# Make it harder for attacker to hide phishing sites in the well-known directory.



## ekingston (Jan 29, 2018)

Our good friend "admin" posted this rather important article about Phishing sites taking advantage of the /.well-known/ directory that is used by the ACME protocols. While the article does suggest a change to the nature of the /.well-known/ directory, it doesn't talk about fixing the root cause of this issue.

These phishing sites are set-up, generally, by outsiders that have found a way to gain write access to the system and using that ability to drop their phishing site code.

This is often very easy to do because many web sites are set-up such that the content directories are writable by the web server user. Thus any weakness that allows a remote-write to happen give the hacker easy access to write to the content directories.

Likewise, many of us who make use of the ACME protocol don't want to run those scripts as 'root' and instead make the logical choice of going with our web server user account. Although simple, this is not a very secure option.

Many of the simplest of remote content dumping attacks can be avoided by preventing the system account(s) that serve the pages from having write access to the content directories. It is a bit more work to set-up but a lot more secure.

The 'apache' or 'webserver' account can be used to run the web server but should have read-only access to the document root and all sub-directories. It may be provided write access to a small subset of directories outside the document root for storing cookie files and other activities.

If server side scripts (php, perl, phyton, etc.) are used, run them under fast-cgi and use the fast-cgi feature of giving them their own system account. This account should not be able to write to directories in the document root either. If they have to write to the file system, write your code so that they store their data outside the document root.

The acme script can, and should, be treated the same way. It should have it's own user. That user has write access to a directory outside the document root. Aliases in the web server can be used for the specific files/directories needed by the acme protocol script. One could even consider putting a wrapper around the acme script (run by root) that change permissions restrict write access by the acme system account to only those times when it is running. We have the ability to run scripts as root that spawn scripts as other system accounts. We should use these tools.

The above won't stop your web server from being hacked and used as a phishing server. But it will make it more difficult for the attacker. Combining techniques such as above with good monitoring tools and alerting when suspicious activity occurs on your server can give you enough time to respond and block the attack before damage is done.


What are your thoughts?


----------



## ShelLuser (Jan 29, 2018)

My thoughts? I see your .well-known directory and raise you with a /tmp and/or /var/tmp directory which isn't only writable for the world, but more than often also allows files to be executed.

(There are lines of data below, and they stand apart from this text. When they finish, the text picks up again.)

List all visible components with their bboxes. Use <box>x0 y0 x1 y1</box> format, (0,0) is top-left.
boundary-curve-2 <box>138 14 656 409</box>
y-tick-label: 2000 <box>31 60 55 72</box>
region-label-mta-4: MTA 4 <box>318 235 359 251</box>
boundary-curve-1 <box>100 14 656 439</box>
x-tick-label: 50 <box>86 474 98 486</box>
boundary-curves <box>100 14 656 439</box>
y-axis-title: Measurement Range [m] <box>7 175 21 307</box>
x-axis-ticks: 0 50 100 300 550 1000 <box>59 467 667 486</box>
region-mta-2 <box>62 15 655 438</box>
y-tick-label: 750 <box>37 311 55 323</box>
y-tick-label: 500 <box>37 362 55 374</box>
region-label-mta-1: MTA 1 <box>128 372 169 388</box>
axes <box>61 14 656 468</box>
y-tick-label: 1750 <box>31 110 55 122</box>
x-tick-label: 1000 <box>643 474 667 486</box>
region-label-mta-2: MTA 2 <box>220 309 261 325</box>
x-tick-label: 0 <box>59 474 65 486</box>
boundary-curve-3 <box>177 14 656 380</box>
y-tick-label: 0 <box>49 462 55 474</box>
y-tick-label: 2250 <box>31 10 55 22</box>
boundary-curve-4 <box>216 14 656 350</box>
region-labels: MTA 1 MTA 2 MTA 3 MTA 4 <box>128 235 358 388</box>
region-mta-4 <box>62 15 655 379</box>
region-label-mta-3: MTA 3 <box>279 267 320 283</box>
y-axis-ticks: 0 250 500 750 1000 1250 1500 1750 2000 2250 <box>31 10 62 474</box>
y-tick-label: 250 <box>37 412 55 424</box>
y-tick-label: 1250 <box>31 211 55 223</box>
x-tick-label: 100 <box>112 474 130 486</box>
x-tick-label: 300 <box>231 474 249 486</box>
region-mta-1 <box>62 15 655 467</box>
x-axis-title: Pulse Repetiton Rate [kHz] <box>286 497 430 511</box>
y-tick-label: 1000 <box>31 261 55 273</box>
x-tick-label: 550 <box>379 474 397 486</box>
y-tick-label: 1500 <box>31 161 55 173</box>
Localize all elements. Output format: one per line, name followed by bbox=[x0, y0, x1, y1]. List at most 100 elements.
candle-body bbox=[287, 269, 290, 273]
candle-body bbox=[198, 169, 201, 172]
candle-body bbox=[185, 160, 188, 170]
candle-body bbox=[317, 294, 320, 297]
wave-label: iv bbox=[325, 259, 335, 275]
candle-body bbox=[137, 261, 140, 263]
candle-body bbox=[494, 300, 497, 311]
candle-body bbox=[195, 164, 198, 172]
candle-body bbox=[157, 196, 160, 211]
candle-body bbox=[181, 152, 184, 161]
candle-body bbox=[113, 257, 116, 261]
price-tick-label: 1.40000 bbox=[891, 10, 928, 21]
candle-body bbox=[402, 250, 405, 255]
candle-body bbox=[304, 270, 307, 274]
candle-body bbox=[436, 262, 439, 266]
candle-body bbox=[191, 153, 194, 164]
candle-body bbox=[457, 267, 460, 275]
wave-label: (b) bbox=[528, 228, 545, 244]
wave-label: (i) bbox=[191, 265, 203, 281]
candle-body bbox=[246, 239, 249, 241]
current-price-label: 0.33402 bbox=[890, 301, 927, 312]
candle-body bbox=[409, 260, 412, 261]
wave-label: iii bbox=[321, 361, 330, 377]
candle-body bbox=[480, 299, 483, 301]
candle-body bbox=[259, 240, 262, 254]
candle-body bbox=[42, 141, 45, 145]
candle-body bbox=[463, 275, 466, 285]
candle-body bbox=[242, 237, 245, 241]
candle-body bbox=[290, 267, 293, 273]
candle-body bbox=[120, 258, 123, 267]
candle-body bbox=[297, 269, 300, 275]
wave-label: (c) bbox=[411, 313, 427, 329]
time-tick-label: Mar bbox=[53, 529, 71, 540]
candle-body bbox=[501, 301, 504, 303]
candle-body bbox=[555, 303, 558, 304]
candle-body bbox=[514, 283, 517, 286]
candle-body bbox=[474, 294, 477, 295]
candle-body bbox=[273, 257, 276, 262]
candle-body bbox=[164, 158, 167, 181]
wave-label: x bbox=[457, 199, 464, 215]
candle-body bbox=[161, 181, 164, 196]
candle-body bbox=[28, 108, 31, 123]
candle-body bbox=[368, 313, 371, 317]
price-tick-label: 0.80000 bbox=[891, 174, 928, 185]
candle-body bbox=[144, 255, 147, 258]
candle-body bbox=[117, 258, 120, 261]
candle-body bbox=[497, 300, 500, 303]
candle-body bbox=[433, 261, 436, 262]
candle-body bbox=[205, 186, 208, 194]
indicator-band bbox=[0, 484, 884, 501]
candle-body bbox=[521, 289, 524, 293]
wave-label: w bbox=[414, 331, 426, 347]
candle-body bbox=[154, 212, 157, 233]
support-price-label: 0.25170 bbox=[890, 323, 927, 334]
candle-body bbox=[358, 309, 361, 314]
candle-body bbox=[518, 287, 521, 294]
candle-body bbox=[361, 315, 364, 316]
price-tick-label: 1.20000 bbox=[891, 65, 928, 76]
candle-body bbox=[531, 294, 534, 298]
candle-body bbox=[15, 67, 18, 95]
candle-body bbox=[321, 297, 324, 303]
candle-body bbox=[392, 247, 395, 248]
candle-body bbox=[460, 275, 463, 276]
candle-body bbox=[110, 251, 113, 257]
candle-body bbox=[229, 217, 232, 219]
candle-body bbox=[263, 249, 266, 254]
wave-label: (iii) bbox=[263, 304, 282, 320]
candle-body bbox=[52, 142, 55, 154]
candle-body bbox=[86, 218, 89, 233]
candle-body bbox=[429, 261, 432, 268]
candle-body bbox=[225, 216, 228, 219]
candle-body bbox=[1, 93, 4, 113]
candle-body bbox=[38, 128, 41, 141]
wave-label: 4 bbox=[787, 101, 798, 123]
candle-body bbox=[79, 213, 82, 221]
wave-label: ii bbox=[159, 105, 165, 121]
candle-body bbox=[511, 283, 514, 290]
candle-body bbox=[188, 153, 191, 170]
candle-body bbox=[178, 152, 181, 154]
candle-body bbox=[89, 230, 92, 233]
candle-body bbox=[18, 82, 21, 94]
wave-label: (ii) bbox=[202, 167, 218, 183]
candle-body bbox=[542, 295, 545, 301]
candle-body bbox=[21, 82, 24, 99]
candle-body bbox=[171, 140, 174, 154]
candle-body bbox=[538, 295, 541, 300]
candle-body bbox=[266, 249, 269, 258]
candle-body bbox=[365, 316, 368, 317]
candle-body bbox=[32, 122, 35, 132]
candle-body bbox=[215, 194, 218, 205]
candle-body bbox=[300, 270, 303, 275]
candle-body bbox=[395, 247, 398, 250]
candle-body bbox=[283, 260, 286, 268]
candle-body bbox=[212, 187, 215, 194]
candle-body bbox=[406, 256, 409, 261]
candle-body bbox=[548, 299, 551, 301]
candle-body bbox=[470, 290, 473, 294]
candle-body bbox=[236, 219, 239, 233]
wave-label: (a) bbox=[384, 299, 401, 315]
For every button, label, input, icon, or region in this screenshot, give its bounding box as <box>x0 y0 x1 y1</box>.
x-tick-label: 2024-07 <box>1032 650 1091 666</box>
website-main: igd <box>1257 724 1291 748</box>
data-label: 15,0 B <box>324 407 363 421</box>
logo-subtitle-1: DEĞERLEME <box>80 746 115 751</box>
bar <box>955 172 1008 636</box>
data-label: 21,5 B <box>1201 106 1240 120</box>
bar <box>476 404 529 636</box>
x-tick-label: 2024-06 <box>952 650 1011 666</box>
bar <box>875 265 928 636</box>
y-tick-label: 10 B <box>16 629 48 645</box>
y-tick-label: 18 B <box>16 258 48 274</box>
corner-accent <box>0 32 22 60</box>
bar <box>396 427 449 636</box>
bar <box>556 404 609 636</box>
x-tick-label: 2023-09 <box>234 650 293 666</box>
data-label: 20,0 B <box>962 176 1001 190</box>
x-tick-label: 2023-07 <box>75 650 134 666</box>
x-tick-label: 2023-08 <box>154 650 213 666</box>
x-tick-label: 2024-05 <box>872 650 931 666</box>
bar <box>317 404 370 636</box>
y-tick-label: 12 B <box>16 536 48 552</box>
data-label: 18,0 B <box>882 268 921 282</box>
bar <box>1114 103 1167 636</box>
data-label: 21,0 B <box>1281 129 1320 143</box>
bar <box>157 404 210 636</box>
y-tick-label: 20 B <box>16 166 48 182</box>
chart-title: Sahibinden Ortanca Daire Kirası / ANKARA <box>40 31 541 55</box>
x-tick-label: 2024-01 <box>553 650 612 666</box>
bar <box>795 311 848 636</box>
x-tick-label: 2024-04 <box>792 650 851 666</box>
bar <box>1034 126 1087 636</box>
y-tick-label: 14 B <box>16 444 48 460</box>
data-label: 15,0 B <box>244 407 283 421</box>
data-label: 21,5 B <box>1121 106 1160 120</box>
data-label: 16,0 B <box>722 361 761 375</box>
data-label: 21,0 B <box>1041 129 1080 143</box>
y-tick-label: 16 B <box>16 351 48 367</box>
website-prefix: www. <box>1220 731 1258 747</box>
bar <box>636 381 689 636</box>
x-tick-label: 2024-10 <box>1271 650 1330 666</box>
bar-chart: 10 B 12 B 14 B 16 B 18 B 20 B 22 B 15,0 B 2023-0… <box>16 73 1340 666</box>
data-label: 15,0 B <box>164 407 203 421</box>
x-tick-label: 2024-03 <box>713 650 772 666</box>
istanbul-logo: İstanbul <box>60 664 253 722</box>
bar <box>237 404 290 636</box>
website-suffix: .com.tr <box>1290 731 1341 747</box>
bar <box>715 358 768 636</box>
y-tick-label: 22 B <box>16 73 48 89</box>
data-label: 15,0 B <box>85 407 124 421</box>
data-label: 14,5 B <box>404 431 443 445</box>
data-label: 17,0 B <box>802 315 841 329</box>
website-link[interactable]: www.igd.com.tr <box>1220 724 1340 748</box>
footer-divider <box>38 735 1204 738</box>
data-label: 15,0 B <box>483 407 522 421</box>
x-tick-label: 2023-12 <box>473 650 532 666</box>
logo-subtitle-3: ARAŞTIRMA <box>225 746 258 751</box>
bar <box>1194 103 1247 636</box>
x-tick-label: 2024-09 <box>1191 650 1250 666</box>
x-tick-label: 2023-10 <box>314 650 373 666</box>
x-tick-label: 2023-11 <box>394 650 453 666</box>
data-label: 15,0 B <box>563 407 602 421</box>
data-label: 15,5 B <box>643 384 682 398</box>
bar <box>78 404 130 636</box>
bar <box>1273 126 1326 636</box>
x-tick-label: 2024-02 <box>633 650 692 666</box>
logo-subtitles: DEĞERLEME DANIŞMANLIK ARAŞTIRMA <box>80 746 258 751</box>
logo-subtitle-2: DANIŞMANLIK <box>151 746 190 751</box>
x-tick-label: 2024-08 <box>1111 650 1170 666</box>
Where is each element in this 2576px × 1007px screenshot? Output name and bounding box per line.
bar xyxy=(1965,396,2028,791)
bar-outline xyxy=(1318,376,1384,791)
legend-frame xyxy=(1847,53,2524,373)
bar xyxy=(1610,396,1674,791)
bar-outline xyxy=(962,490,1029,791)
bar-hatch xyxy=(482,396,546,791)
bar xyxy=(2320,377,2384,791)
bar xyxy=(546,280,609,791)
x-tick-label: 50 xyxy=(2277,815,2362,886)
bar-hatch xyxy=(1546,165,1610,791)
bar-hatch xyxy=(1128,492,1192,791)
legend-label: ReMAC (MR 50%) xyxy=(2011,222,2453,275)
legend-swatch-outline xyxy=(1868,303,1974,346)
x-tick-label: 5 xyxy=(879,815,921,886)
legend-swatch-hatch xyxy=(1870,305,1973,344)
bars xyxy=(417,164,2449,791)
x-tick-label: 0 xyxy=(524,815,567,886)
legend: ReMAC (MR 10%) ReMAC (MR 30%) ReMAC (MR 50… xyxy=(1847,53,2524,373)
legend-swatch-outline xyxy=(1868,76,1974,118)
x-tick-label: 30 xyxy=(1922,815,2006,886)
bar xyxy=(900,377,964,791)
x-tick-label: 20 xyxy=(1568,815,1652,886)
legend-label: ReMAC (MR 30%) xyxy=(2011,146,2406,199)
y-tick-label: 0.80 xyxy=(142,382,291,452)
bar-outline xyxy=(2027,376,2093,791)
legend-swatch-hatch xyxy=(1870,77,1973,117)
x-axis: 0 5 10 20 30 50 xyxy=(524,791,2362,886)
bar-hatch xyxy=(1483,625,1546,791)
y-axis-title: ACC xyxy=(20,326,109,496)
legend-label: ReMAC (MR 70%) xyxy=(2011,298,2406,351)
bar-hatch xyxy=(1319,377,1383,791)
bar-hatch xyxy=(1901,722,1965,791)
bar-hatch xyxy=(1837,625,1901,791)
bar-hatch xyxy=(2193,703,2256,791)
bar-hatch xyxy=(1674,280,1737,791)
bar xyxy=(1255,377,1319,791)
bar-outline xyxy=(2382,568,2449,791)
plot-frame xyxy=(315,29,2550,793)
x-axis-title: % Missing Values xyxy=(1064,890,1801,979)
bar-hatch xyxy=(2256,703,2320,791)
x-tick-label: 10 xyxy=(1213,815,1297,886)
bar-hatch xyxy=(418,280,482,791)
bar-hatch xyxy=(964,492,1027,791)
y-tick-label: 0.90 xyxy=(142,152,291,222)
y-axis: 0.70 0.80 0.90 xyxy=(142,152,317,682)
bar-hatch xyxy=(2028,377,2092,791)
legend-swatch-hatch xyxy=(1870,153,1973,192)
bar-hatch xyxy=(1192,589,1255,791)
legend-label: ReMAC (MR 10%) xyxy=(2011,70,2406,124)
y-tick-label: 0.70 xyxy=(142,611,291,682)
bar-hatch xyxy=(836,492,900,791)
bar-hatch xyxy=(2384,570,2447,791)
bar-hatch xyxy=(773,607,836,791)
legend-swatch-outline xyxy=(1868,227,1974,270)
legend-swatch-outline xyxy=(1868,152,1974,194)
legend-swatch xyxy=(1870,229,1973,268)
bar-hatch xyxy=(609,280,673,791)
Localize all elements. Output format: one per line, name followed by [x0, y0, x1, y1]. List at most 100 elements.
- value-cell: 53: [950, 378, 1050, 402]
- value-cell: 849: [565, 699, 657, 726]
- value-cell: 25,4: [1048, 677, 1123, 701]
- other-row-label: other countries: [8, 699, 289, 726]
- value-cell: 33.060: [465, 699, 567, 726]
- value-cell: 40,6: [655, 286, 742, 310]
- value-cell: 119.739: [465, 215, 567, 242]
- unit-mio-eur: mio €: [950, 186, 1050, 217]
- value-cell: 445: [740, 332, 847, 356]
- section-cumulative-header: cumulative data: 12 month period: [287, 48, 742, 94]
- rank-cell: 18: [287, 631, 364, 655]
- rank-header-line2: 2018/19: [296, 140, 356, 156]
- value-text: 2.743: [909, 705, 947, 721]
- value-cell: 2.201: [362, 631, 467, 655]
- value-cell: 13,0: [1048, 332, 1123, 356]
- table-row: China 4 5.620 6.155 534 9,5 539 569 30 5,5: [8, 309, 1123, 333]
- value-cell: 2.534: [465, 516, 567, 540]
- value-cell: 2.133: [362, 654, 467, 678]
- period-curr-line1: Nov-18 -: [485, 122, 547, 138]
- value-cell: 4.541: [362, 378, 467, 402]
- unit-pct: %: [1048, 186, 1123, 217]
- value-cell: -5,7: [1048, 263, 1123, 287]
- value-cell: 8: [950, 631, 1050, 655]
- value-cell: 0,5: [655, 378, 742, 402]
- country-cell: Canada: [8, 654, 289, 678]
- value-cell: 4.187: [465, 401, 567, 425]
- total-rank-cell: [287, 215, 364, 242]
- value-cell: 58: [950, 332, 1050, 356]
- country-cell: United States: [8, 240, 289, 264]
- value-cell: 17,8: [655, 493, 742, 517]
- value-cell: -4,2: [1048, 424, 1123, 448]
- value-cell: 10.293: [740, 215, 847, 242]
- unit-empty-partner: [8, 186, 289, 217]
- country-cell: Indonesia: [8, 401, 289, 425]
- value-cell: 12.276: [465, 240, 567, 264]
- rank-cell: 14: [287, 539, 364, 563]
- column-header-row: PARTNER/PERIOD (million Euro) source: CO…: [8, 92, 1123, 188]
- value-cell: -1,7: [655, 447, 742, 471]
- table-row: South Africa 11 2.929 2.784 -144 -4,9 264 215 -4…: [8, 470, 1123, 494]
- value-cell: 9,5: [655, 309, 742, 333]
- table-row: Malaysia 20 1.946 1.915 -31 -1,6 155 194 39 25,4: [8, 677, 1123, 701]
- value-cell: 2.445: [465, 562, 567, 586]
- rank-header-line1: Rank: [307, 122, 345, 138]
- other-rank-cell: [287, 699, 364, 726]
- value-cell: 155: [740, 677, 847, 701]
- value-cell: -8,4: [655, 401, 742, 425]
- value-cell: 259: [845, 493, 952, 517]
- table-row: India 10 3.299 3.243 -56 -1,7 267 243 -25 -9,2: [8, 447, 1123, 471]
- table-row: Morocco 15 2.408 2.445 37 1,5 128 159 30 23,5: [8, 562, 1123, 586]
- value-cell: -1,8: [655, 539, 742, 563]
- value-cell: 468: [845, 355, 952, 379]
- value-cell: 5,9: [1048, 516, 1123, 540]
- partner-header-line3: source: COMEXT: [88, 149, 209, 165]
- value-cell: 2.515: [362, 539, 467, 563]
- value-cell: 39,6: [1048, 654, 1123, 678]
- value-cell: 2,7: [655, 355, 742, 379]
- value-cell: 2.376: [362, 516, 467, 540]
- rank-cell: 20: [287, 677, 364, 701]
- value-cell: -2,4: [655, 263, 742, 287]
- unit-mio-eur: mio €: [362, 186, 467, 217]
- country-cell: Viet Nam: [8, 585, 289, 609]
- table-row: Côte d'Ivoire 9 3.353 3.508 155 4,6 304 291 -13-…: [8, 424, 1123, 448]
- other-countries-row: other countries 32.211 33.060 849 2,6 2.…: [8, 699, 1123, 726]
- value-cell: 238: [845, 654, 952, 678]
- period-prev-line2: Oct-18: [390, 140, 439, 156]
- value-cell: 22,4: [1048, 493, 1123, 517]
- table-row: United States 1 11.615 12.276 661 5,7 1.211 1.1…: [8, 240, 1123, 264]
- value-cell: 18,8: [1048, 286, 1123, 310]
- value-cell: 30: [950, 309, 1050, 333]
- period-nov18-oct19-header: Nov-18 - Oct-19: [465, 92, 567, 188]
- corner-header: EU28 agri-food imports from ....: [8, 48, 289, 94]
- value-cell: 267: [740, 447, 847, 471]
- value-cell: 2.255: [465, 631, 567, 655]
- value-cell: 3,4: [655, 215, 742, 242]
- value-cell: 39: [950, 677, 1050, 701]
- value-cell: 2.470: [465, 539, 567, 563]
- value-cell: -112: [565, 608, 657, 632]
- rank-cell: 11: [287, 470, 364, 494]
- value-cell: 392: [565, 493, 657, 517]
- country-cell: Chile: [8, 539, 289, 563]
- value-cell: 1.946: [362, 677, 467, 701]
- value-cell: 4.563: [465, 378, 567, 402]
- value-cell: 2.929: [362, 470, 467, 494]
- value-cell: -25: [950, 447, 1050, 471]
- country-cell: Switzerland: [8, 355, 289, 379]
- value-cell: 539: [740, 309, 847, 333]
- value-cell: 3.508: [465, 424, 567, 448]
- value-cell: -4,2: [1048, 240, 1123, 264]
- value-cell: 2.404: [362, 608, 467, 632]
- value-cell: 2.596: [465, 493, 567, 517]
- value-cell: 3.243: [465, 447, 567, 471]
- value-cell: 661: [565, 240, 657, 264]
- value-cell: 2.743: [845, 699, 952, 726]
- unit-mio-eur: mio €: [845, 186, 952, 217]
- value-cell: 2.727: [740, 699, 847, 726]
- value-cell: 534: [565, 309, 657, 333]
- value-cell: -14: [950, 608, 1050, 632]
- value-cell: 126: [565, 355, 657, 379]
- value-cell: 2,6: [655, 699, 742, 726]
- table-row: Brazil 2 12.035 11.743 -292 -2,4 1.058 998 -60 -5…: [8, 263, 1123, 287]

Another way to prevent this, as far as I can tell, would be to set up specific webserver permissions using .htpasswd which isn't writable by the webserver account. If that blocks the public usage of .well-known then you might still be confronted with unwanted garbage in there, but at least it won't find its way into the world (or actually the other way around I suppose).

(edit): I realize that this has the potential to mess up a few things for 3rd parties, but one has to wage how important that is.


----------